1st AMENDMENT TO
SUB-ADVISORY AGREEMENT
THIS 1st AMENDMENT TO THE SUB-ADVISORY AGREEMENT, made this 1st day of February 2026 (the “Amendment”), is between Lincoln Financial Investments Corporation, a Tennessee corporation (“LFI”) and Loomis, Sayles & Company, L.P., a Delaware limited partnership (“Loomis”).
WHEREAS, LFI currently serves as investment adviser to the Lincoln Variable Insurance Products Trust (the “Trust”);
WHEREAS, Loomis serves as sub-adviser to each of the series of the Trust noted in Schedule A hereto (each, a “Fund” and collectively, the “Funds”) pursuant to a written subadvisory agreement dated April 30, 2018, between LFI and Loomis (the “Agreement”);
WHEREAS, effective March 13, 2023, Lincoln Investment Advisors Corporation underwent a name change to “Lincoln Financial Investments Corporation” (“LFI”);
WHEREAS, Loomis and LFI desire to amend the fee schedule (“Schedule A”) to the Agreement with respect to the Funds;
NOW THEREFORE, for good and valuable consideration, the receipt and sufficiency of which is hereby acknowledged, the parties agree as follows:
| 1. | Schedule A shall be deleted and replaced with the attached Schedule A, effective as of February 1, 2026. |
| 2. | All references in the Agreement to “Lincoln Investment Advisors Corporation” or “LIAC” are hereby changed to “Lincoln Financial Investments Corporation” or “LFI.” |
| 3. | All other terms and provisions of the Agreement not amended herein shall remain in full force and effect. |
| 4. | This Amendment may be executed in two or more counterparts which together shall constitute one instrument. |
IN WITNESS WHEREOF, the parties hereto have caused this Amendment to be executed by their duly authorized officers as of the day and year first above written.

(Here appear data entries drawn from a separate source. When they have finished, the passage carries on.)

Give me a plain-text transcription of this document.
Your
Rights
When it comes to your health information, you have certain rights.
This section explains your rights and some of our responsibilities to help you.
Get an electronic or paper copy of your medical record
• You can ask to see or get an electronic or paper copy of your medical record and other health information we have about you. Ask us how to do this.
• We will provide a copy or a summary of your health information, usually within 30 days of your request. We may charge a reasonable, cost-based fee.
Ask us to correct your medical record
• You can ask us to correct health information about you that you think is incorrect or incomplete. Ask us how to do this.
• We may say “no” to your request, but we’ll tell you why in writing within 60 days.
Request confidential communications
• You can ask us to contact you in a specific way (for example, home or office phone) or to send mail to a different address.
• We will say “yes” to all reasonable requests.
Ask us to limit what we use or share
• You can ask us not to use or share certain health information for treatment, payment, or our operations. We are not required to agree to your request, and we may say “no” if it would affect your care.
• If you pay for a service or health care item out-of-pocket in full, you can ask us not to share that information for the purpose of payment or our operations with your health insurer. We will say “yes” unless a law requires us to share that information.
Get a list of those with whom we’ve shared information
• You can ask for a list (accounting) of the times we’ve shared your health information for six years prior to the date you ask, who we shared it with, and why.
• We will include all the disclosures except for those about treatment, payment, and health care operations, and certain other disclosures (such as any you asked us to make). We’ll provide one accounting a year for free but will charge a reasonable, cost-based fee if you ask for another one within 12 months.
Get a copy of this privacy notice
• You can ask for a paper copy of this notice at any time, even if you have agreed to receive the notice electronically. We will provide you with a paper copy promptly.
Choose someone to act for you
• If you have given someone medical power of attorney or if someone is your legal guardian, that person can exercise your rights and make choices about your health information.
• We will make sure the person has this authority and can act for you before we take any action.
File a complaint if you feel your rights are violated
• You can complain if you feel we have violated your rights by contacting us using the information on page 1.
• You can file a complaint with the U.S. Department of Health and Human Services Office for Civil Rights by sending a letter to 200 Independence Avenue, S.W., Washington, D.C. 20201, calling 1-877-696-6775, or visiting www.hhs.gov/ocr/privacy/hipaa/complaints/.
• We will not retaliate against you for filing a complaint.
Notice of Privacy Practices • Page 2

| LINCOLN FINANCIAL INVESTMENTS CORPORATION |
LOOMIS, SAYLES & COMPANY, L.P., by its General Partner LOOMIS, SAYLES & COMPANY, INCORPORATED | |||||||
| By: | /s/ Gordon Huellmantel |
By: | /s/ Charles Fievet | |||||
| Name: Gordon Huellmantel | Name: Charles Fievet | |||||||
| Title: Senior Vice President | Title: Assistant General Counsel | |||||||
SCHEDULE A
Funds and Fee Schedules
The Adviser shall compensate the Sub-Adviser for services rendered to a Fund at the specified annual rate for such Fund as follows and as set forth in the table below and otherwise in accordance with the terms of this Agreement, as either may be amended from time to time:
| Fund |
Fees payable on net assets of the Managed Portion |
Effective Date | ||
| LVIP Loomis Sayles Global Growth Fund | REDACTED* | February 1, 2026 | ||
| LVIP Global Equity Managed Volatility Fund
|
Any such fee to the Sub-Adviser shall be payable in arrears for each month within I 0 business days after the end of such month. If the Sub-Adviser shall serve for less than the whole of a month, the foregoing compensation shall be prorated.

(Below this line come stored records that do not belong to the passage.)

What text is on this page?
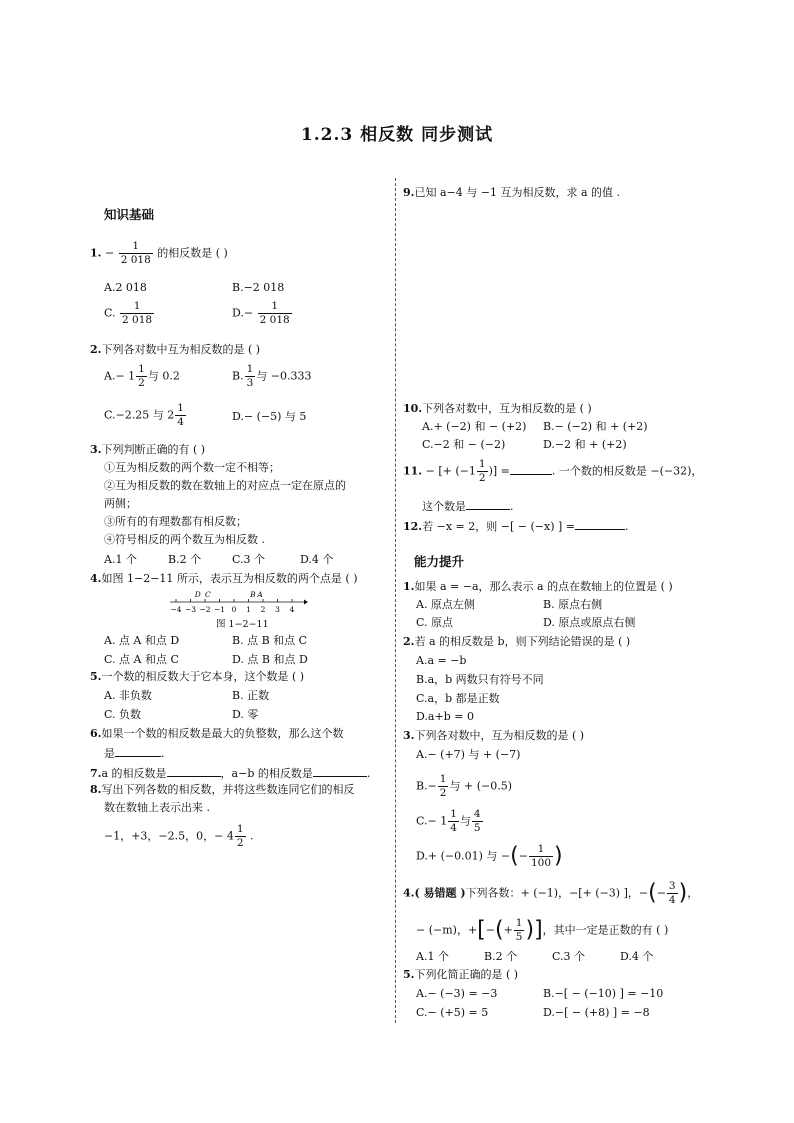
1.2.3 相反数 同步测试
知识基础
1. − $\frac{1}{2 018}$ 的相反数是 ( )
A.2 018	B.−2 018
C. $\frac{1}{2 018}$	$D.- \frac{1}{2 018}$
2.下列各对数中互为相反数的是 ( )
$A.- 1 \frac{1}{2}$ 与 0.2	B. $\frac{1}{3}$ 与 −0.333
C.−2.25 与 $2 \frac{1}{4}$	D.− (−5) 与 5
3.下列判断正确的有 ( )
①互为相反数的两个数一定不相等；
②互为相反数的数在数轴上的对应点一定在原点的
两侧；
③所有的有理数都有相反数；
④符号相反的两个数互为相反数 .
A.1 个	B.2 个	C.3 个	D.4 个
4.如图 1−2−11 所示，表示互为相反数的两个点是 ( )
−4 −3 −2 −1 0 1 2 3 4
D C	B A
图 1−2−11
A. 点 A 和点 D	B. 点 B 和点 C
C. 点 A 和点 C	D. 点 B 和点 D
5.一个数的相反数大于它本身，这个数是 ( )
A. 非负数	B. 正数
C. 负数	D. 零
6.如果一个数的相反数是最大的负整数，那么这个数
是	.
7.a 的相反数是	，a−b 的相反数是	.
8.写出下列各数的相反数，并将这些数连同它们的相反
数在数轴上表示出来 .
−1，+3，−2.5，0，− $4 \frac{1}{2}$ .
9.已知 a−4 与 −1 互为相反数，求 a 的值 .
10.下列各对数中，互为相反数的是 ( )
A.+ (−2) 和 − (+2) B.− (−2) 和 + (+2)
C.−2 和 − (−2)	D.−2 和 + (+2)
11. − [+ ($-1 \frac{1}{2}$ )] =	. 一个数的相反数是 −(−32)，
这个数是	.
12.若 −x = 2，则 −[ − (−x) ] =	.
能力提升
1.如果 a = −a，那么表示 a 的点在数轴上的位置是 ( )
A. 原点左侧	B. 原点右侧
C. 原点	D. 原点或原点右侧
2.若 a 的相反数是 b，则下列结论错误的是 ( )
A.a = −b
B.a，b 两数只有符号不同
C.a，b 都是正数
D.a+b = 0
3.下列各对数中，互为相反数的是 ( )
A.− (+7) 与 + (−7)
$B.- \frac{1}{2}$ 与 + (−0.5)
$C.- 1 \frac{1}{4}$ 与 $\frac{4}{5}$
D.+ (−0.01) 与 −(− $\frac{1}{100}$ )
4.( 易错题 )下列各数：+ (−1)，−[+ (−3) ]，−(− $\frac{3}{4}$ )，
− (−m)，+[−(+ $\frac{1}{5}$ )]，其中一定是正数的有 ( )
A.1 个	B.2 个	C.3 个	D.4 个
5.下列化简正确的是 ( )
A.− (−3) = −3	B.−[ − (−10) ] = −10
C.− (+5) = 5	D.−[ − (+8) ] = −8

The Managed Portion includes all funds and assets, including cash, cash accruals, additions, substitutions and alterations which are subject to advice by the Sub-Adviser. The Managed Portion excludes investments by the Managed Portion in investment vehicles or other instruments that pay an advisory fee to the Sub-Adviser or its affiliates.
The fee schedule for each Fund is based on the specific investment strategy of the Managed Portion for such Fund. Any deviation from the investment strategy for such Managed Portion described in the Investment Guidelines may result in a change in the specified fee for such Fund.